Lack of dedicated retrofitting programme for solid fuel households a risk to public health - Darren O’Rourke TD
Sinn Féin spokesperson on Climate Action, Darren O’Rourke TD, has called on the government to urgently revise their National Retrofit Plan to include specific targets for homes reliant on the burning of solid fuels, echoing policies contained in Sinn Féin’s A Fairer Retrofit Plan.
Commenting on a new cross-border assessment on Air Pollution and Mortality from the Irish Heart Foundation and the British Heart Foundation in the North of Ireland, the Meath East TD said that the environmental, economic and public health justifications for a change in tack were no longer ones that the government could ignore.
Teachta O’Rourke said:
“The results are clear and the government must take stock. Air pollution is causing up to 1000 premature deaths every year; and importantly, the bulk of the pollution that is damaging our health comes from the burning of solid fuels in the home.

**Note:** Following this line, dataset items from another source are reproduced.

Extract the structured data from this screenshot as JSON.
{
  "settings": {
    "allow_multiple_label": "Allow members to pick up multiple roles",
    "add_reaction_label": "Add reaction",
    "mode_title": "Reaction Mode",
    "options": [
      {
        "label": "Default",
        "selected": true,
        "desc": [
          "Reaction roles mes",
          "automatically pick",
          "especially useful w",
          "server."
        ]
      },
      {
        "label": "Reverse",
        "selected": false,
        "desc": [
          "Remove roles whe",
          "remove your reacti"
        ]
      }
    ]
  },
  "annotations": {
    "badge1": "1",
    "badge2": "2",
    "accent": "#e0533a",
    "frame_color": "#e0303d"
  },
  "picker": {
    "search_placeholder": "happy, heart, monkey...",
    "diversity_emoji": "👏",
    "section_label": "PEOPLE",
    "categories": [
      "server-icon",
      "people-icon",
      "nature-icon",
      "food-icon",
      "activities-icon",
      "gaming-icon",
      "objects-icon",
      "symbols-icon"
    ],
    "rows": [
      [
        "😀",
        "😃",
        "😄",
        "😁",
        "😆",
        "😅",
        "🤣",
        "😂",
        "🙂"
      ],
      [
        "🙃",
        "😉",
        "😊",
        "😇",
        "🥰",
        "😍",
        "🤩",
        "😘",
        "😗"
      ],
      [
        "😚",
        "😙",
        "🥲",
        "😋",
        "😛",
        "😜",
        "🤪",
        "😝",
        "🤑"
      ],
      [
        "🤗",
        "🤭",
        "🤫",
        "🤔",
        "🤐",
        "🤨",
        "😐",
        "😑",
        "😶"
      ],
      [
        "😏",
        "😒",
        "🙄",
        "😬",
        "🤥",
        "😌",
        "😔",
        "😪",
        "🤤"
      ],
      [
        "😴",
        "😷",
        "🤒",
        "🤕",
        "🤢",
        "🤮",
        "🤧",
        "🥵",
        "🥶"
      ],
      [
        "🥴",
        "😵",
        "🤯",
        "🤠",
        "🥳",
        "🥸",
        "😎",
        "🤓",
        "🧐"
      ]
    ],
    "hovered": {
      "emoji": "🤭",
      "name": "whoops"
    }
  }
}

“The government’s approach to solid fuels - from turf bans to carbon taxes - has prioritised a punitive approach from the get go.
“In Sinn Féin we not only think a fairer way is possible, we believe that it's preferable not just in terms of our fight to tackle climate catastrophe but also in our efforts to prioritise public health.
“Solid fuels are among the most carbon intensive fuels, emitting almost twice as much emissions as natural gas and furthermore, as today’s report has shown, they pose a massive risk to our health.
“The Irish Heart Foundation CEO said today that he thinks that this is a serious but solvable problem and called on the government to increase the access of solid fuel homes to the National Retrofitting Plan. I agree. We can make progress but only if the government acknowledges that its retrofitting scheme is failing across yet another dimension.
“Sinn Féin’s progressive approach would allocate €50m to establish a new retrofit scheme for solid fuel homes.
“By allocating 10% of our retrofit budget, we would maximise emissions reductions and prioritise those homes, the majority of them rural, who have no other alternatives but to rely on coal, timber and briquettes for heating. Many of these households are also middle to low income meaning they are completely priced out of the government's scheme.
“And, more worryingly, we have witnessed a sharp increase in the numbers of people living in fuel poverty in solid fuel homes.
“The report also drew attention to the fact that when it comes to addressing the climate, we need an all-island approach.
“Like many challenges and opportunities that we face as a country, our best approach is a united front.
“The situation is urgent for the climate and also for the health of the general public. If the government does not want to listen to Sinn Féin and policies we put forward, they should at least start to listen to the increasing numbers of others who say that they must change tack.”